How does this scale to thousands of contexts?

A full n-by-n Sinkhorn iteration is O(n^2) per iteration. For n = 2000, that is 4 million operations per iteration, or 80 million for 20 iterations. At modern CPU speeds this is under a millisecond, but it scales quadratically. For production systems with thousands of contexts, CCF uses hierarchical mixing: the min-cut algorithm discovers context clusters, a small inter-cluster mixing matrix handles between-group transfer, and separate intra-cluster matrices handle within-group transfer. Block-diagonal doubly stochastic matrices are still doubly stochastic, so the guarantee holds. Computational cost drops from O(n^2) to O(k^2 + k*m^2) where k is the number of clusters and m is the average cluster size.

Is the doubly stochastic constraint too conservative? Does it prevent useful trust transfer?

No. The constraint prevents only trust creation and amplification. It allows full redistribution. If contexts A and B have coherences 0.8 and 0.2, the mixing matrix can redistribute to 0.6 and 0.4 -- trust flows from high to low, bounded by conservation. The affinity-based construction ensures that more similar contexts exchange more trust. The system is conservative in the technical sense (total trust is conserved) but not in the colloquial sense (trust does flow, and contexts do influence each other).

Can an adversary manipulate the affinity matrix to concentrate trust?

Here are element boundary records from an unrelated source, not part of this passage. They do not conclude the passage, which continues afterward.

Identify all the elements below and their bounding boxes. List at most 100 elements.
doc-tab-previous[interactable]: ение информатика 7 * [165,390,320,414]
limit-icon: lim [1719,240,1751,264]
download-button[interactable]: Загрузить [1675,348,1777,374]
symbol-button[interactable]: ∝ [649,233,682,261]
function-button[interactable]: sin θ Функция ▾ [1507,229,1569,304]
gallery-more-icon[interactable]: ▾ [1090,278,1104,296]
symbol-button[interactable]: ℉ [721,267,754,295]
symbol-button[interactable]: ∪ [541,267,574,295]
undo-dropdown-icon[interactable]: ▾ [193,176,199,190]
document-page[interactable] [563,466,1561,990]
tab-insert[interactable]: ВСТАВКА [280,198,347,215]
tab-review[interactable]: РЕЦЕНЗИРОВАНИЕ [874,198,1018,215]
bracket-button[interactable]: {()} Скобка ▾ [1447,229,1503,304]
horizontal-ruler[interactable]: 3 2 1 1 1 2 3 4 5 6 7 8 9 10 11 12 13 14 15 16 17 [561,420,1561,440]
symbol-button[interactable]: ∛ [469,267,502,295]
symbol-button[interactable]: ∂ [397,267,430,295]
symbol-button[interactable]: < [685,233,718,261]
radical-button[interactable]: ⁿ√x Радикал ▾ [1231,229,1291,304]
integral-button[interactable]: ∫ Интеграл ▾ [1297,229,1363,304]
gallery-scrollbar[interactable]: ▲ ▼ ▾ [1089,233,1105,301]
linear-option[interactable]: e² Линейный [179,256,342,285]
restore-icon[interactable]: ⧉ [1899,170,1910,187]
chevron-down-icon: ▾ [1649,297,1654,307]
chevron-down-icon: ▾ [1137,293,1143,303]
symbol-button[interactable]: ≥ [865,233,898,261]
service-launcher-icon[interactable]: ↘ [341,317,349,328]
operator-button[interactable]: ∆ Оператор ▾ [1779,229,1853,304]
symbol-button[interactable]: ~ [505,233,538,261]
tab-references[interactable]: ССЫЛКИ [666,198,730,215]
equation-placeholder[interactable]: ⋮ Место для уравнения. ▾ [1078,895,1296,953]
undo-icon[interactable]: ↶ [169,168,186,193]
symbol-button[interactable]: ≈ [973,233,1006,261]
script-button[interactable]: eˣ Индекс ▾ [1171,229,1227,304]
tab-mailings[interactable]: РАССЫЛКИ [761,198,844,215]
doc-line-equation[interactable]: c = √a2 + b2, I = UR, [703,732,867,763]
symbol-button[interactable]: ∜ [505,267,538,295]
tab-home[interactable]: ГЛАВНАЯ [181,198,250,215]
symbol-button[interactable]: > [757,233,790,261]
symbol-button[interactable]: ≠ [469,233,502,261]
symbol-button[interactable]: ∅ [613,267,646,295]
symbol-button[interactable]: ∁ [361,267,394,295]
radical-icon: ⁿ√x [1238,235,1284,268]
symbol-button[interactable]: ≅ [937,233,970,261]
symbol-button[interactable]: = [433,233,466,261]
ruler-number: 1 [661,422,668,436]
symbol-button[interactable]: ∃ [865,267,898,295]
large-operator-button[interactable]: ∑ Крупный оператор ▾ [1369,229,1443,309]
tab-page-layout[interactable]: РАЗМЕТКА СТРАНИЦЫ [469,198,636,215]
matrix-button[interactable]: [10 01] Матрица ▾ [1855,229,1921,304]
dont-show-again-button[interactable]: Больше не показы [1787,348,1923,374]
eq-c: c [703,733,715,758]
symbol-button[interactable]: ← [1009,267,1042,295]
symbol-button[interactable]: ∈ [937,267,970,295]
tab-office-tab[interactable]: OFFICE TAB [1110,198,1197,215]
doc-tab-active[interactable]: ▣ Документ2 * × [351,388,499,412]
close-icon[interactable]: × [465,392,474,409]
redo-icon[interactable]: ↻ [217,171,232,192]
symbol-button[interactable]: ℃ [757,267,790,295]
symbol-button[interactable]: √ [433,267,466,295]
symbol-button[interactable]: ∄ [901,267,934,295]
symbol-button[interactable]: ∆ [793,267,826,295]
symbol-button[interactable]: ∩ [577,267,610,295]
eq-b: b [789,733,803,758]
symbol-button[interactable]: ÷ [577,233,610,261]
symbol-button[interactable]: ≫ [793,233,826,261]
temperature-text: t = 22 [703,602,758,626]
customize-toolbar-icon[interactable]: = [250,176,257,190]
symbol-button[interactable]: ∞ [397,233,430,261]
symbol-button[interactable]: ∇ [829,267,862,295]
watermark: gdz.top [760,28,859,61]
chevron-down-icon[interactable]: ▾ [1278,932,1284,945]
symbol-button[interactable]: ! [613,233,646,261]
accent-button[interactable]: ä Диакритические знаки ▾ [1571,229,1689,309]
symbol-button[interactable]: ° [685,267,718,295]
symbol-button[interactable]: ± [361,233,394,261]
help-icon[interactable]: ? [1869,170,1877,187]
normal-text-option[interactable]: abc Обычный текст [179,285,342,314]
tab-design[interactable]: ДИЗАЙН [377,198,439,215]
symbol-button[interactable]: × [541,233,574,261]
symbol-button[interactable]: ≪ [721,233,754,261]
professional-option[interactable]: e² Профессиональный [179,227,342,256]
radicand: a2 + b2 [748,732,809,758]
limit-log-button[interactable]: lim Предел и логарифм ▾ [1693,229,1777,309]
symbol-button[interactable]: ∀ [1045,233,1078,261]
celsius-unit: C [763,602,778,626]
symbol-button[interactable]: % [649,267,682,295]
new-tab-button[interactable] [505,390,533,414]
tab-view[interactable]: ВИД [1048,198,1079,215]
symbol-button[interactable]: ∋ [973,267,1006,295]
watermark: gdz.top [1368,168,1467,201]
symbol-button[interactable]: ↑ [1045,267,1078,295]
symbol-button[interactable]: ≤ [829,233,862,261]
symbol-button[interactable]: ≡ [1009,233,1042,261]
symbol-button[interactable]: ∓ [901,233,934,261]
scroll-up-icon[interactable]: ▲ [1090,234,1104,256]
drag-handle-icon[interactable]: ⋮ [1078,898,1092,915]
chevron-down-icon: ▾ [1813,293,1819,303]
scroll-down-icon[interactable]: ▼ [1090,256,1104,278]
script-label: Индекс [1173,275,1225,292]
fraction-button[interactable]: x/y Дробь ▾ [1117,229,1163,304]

The affinity matrix is derived from sensor feature vectors, which are physical measurements. An adversary would need to manipulate the robot's sensor environment to produce specific cosine similarities. Even if they succeed, the Sinkhorn projection ensures the resulting mixing matrix is doubly stochastic. Trust flows according to the manipulated affinities, but conservation still holds -- the total trust in the system does not increase. The adversary can redirect trust but cannot create it. Combined with the minimum gate, this means the adversary must maintain both high instantaneous coherence and manipulated affinities simultaneously and indefinitely. Our simulation suite (Sim 3: trust farming) shows this requires 141 days to achieve meaningful privilege escalation.